2 tablespoons butter
1/3 cup chopped shallot
Pinch each of kosher salt and black pepper
4 large cloves garlic, chopped
3/4 cup red wine
1 sprig rosemary
1/4 cup Dijon mustard
1 cup Mutha Sauce (page 165)
Juice of 1/4 lemon
1 tablespoon honey
1/4 cup sliced scallion

The Lamb

8 center-cut loin lamb chops (2 1/2 to 3 pounds)
Olive oil
Lemon pepper

Preparation

  1. Step 1

    Fire up the grill. While that’s heating, make the sauce. Toss the butter into a small saucepan and melt over medium heat. Add the shallots, season with salt and pepper, and cook til just wilted. Toss in the garlic and cook for 1 minute more.

    Step 2

    Splash in the red wine and add the rosemary and mustard.
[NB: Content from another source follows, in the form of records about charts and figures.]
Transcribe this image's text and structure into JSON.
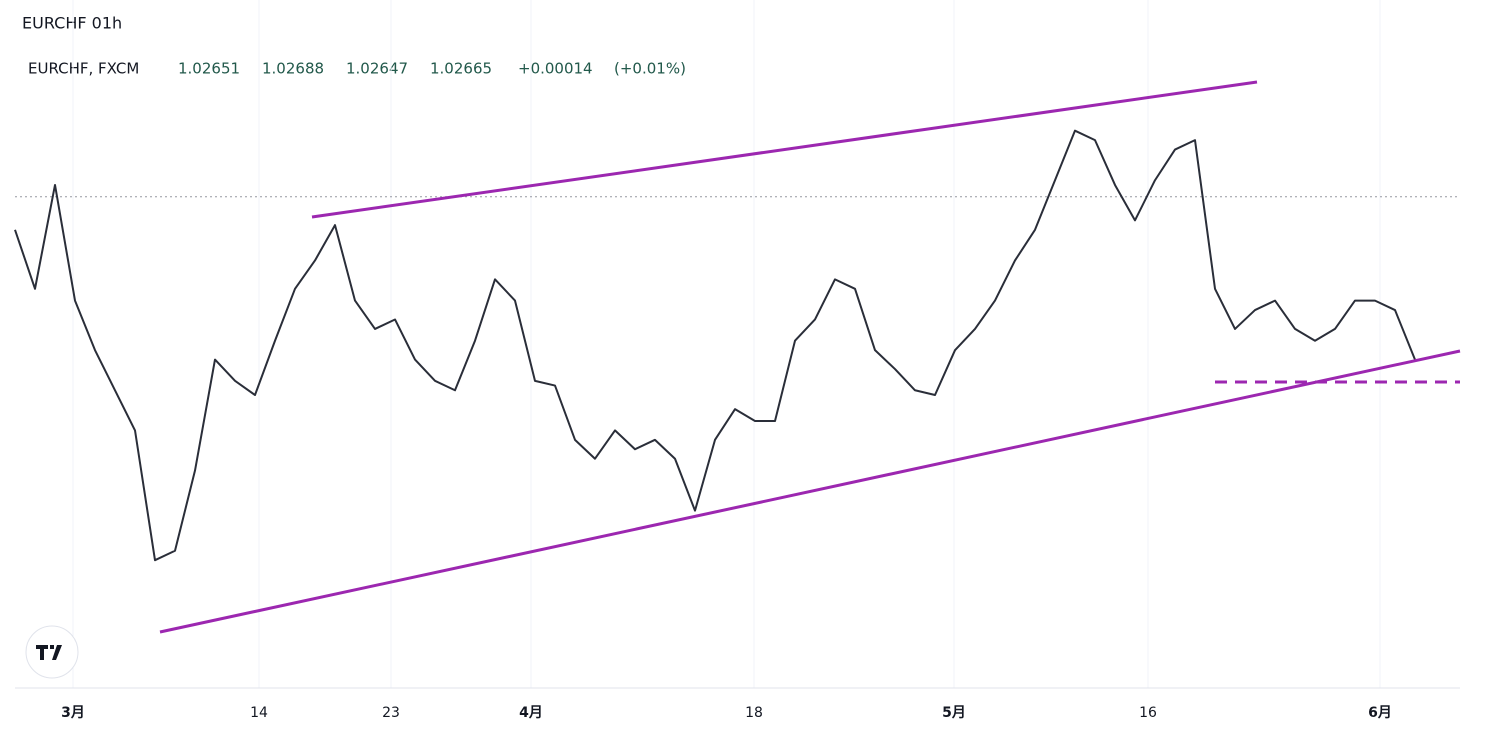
{
  "header": {
    "title": "EURCHF 01h",
    "symbol": "EURCHF, FXCM",
    "open": 1.02651,
    "high": 1.02688,
    "low": 1.02647,
    "close": 1.02665,
    "change": {
      "value": 0.00014,
      "label": "+0.00014"
    },
    "change_pct": {
      "value": 0.01,
      "label": "(+0.01%)"
    }
  },
  "chart_data": {
    "type": "line",
    "x": [
      0,
      1,
      2,
      3,
      4,
      5,
      6,
      7,
      8,
      9,
      10,
      11,
      12,
      13,
      14,
      15,
      16,
      17,
      18,
      19,
      20,
      21,
      22,
      23,
      24,
      25,
      26,
      27,
      28,
      29,
      30,
      31,
      32,
      33,
      34,
      35,
      36,
      37,
      38,
      39,
      40,
      41,
      42,
      43,
      44,
      45,
      46,
      47,
      48,
      49,
      50,
      51,
      52,
      53,
      54,
      55,
      56,
      57,
      58,
      59,
      60,
      61,
      62,
      63,
      64,
      65,
      66,
      67,
      68,
      69,
      70
    ],
    "series": [
      {
        "name": "EURCHF",
        "color": "#2a2e39",
        "values": [
          1.0326,
          1.0301,
          1.0345,
          1.0296,
          1.0275,
          1.0258,
          1.0241,
          1.0186,
          1.019,
          1.0224,
          1.0271,
          1.0262,
          1.0256,
          1.0279,
          1.0301,
          1.0313,
          1.0328,
          1.0296,
          1.0284,
          1.0288,
          1.0271,
          1.0262,
          1.0258,
          1.0279,
          1.0305,
          1.0296,
          1.0262,
          1.026,
          1.0237,
          1.0229,
          1.0241,
          1.0233,
          1.0237,
          1.0229,
          1.0207,
          1.0237,
          1.025,
          1.0245,
          1.0245,
          1.0279,
          1.0288,
          1.0305,
          1.0301,
          1.0275,
          1.0267,
          1.0258,
          1.0256,
          1.0275,
          1.0284,
          1.0296,
          1.0313,
          1.0326,
          1.0347,
          1.0368,
          1.0364,
          1.0345,
          1.033,
          1.0347,
          1.036,
          1.0364,
          1.0301,
          1.0284,
          1.0292,
          1.0296,
          1.0284,
          1.0279,
          1.0284,
          1.0296,
          1.0296,
          1.0292,
          1.0271
        ]
      }
    ],
    "xlim": [
      -0.75,
      72.25
    ],
    "ylim": [
      1.0131,
      1.0381
    ],
    "xticks": [
      {
        "value": 2.9,
        "label": "3月"
      },
      {
        "value": 12.2,
        "label": "14"
      },
      {
        "value": 18.8,
        "label": "23"
      },
      {
        "value": 25.8,
        "label": "4月"
      },
      {
        "value": 36.95,
        "label": "18"
      },
      {
        "value": 46.95,
        "label": "5月"
      },
      {
        "value": 56.65,
        "label": "16"
      },
      {
        "value": 68.25,
        "label": "6月"
      }
    ],
    "price_line": 1.034,
    "grid": true
  }
}
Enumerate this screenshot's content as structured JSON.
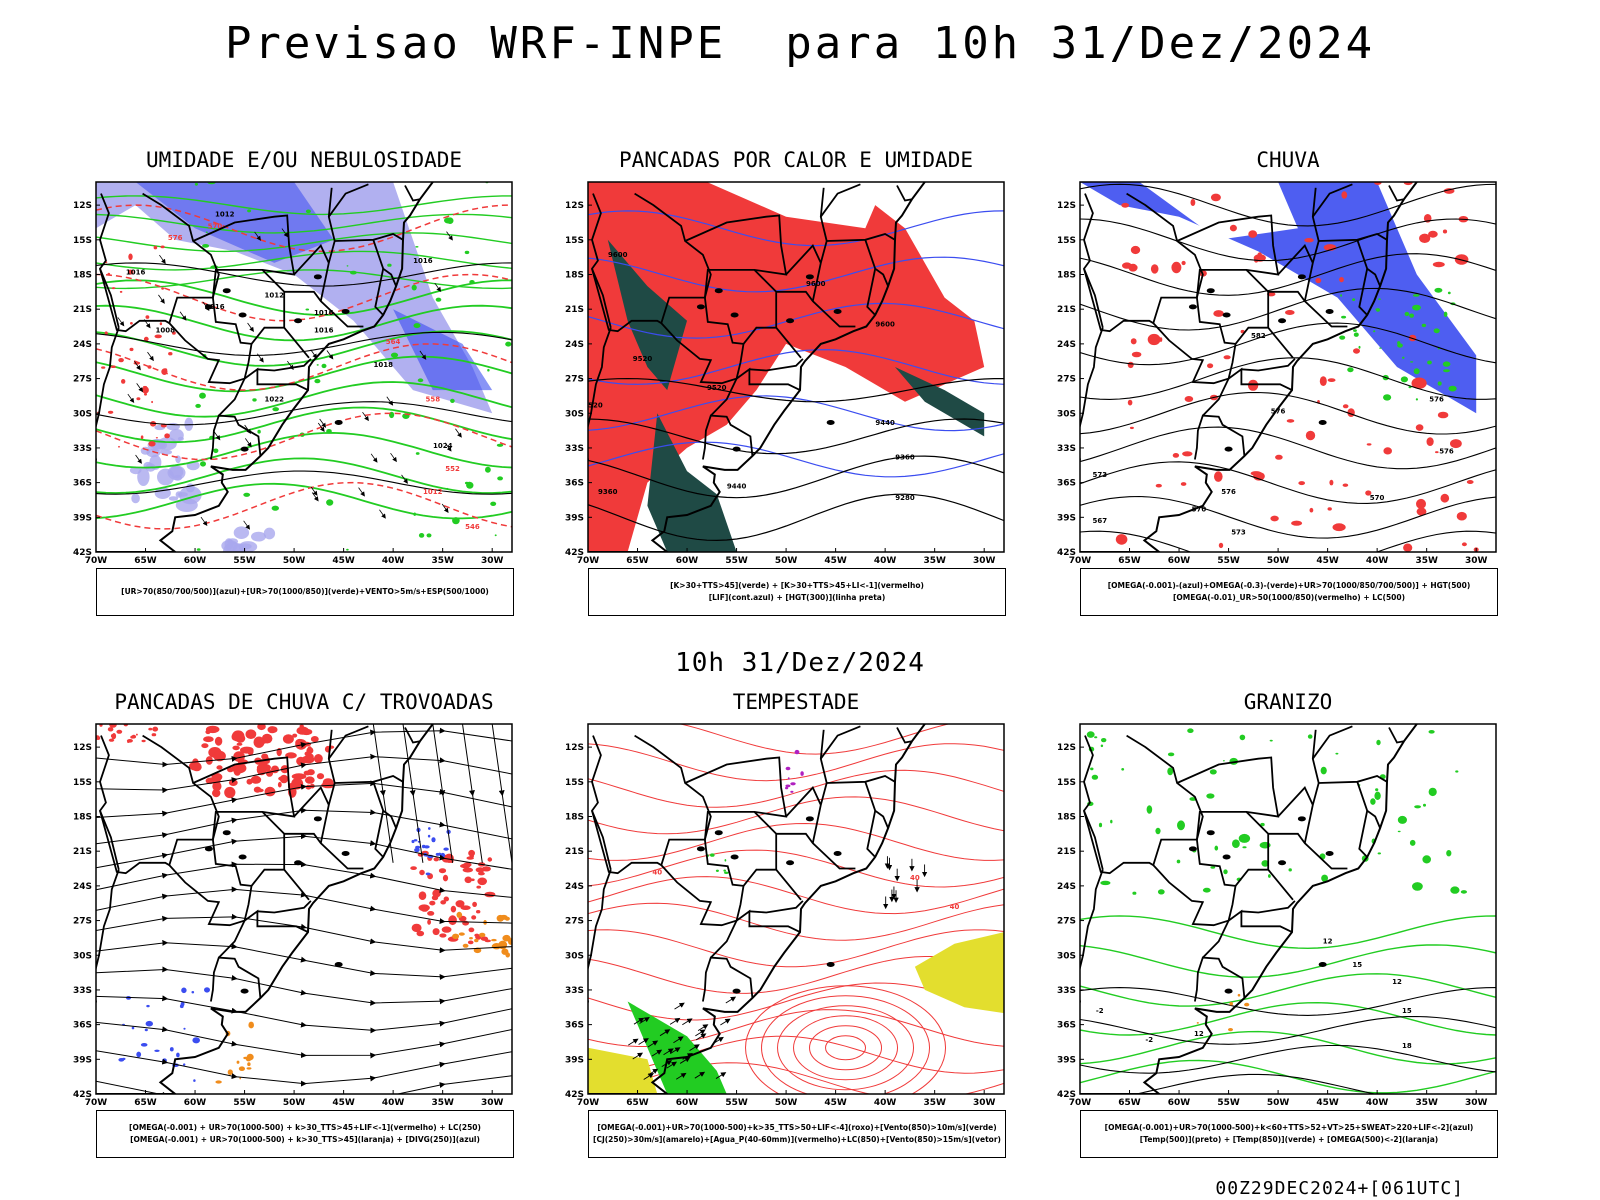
{
  "title": "Previsao WRF-INPE  para 10h 31/Dez/2024",
  "mid_date": "10h 31/Dez/2024",
  "footer": "00Z29DEC2024+[061UTC]",
  "axes": {
    "lat_labels": [
      "12S",
      "15S",
      "18S",
      "21S",
      "24S",
      "27S",
      "30S",
      "33S",
      "36S",
      "39S",
      "42S"
    ],
    "lon_labels": [
      "70W",
      "65W",
      "60W",
      "55W",
      "50W",
      "45W",
      "40W",
      "35W",
      "30W"
    ]
  },
  "colors": {
    "blue": "#3b4df0",
    "lightblue": "#a9a7ee",
    "green": "#22cc22",
    "red": "#f03a3a",
    "darkteal": "#1f4a45",
    "orange": "#f08c1c",
    "yellow": "#e3de2e",
    "purple": "#b020c0",
    "black": "#000000"
  },
  "panels": [
    {
      "id": "umidade",
      "title": "UMIDADE E/OU NEBULOSIDADE",
      "legend": [
        "[UR>70(850/700/500)](azul)+[UR>70(1000/850)](verde)+VENTO>5m/s+ESP(500/1000)"
      ],
      "contour_labels": [
        "1012",
        "1016",
        "1016",
        "1012",
        "1008",
        "1016",
        "1016",
        "1016",
        "1018",
        "1022",
        "1024",
        "1012",
        "576",
        "570",
        "564",
        "558",
        "552",
        "546"
      ]
    },
    {
      "id": "pancadas-calor",
      "title": "PANCADAS POR CALOR E UMIDADE",
      "legend": [
        "[K>30+TTS>45](verde) + [K>30+TTS>45+LI<-1](vermelho)",
        "[LIF](cont.azul) + [HGT(300)](linha preta)"
      ],
      "contour_labels": [
        "9600",
        "9600",
        "9600",
        "9520",
        "9520",
        "9520",
        "9440",
        "9360",
        "9360",
        "9280",
        "9440"
      ]
    },
    {
      "id": "chuva",
      "title": "CHUVA",
      "legend": [
        "[OMEGA(-0.001)-(azul)+OMEGA(-0.3)-(verde)+UR>70(1000/850/700/500)] + HGT(500)",
        "[OMEGA(-0.01)_UR>50(1000/850)(vermelho) + LC(500)"
      ],
      "contour_labels": [
        "582",
        "576",
        "576",
        "576",
        "570",
        "567",
        "573",
        "576",
        "573",
        "570"
      ]
    },
    {
      "id": "pancadas-trovoadas",
      "title": "PANCADAS DE CHUVA C/ TROVOADAS",
      "legend": [
        "[OMEGA(-0.001) + UR>70(1000-500) + k>30_TTS>45+LIF<-1](vermelho) + LC(250)",
        "[OMEGA(-0.001) + UR>70(1000-500) + k>30_TTS>45](laranja) + [DIVG(250)](azul)"
      ],
      "contour_labels": []
    },
    {
      "id": "tempestade",
      "title": "TEMPESTADE",
      "legend": [
        "[OMEGA(-0.001)+UR>70(1000-500)+k>35_TTS>50+LIF<-4](roxo)+[Vento(850)>10m/s](verde)",
        "[CJ(250)>30m/s](amarelo)+[Agua_P(40-60mm)](vermelho)+LC(850)+[Vento(850)>15m/s](vetor)"
      ],
      "contour_labels": [
        "40",
        "40",
        "40"
      ]
    },
    {
      "id": "granizo",
      "title": "GRANIZO",
      "legend": [
        "[OMEGA(-0.001)+UR>70(1000-500)+k<60+TTS>52+VT>25+SWEAT>220+LIF<-2](azul)",
        "[Temp(500)](preto) + [Temp(850)](verde) + [OMEGA(500)<-2](laranja)"
      ],
      "contour_labels": [
        "12",
        "12",
        "15",
        "18",
        "-2",
        "-2",
        "12",
        "15"
      ]
    }
  ]
}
Raise the heat to high, and reduce the sauce rapidly for 2 to 3 minutes. Mix in the Mutha Sauce, lemon juice, and honey and simmer for a minute or two to blend the flavors. Keep warm.

    Step 3

    Rub the chops down with oil. Season both sides with a generous sprinkling of lemon pepper. Place over the coals. Cook for about 4 minutes, then flip the chops and cook for another 3 to 4 minutes, or til a rosy medium-rare, 130° to 135°. Pull them off the grill.

    Step 4

    Fish out the rosemary sprig from the sauce, and stir in the scallions. Pour it over the chops and enjoy.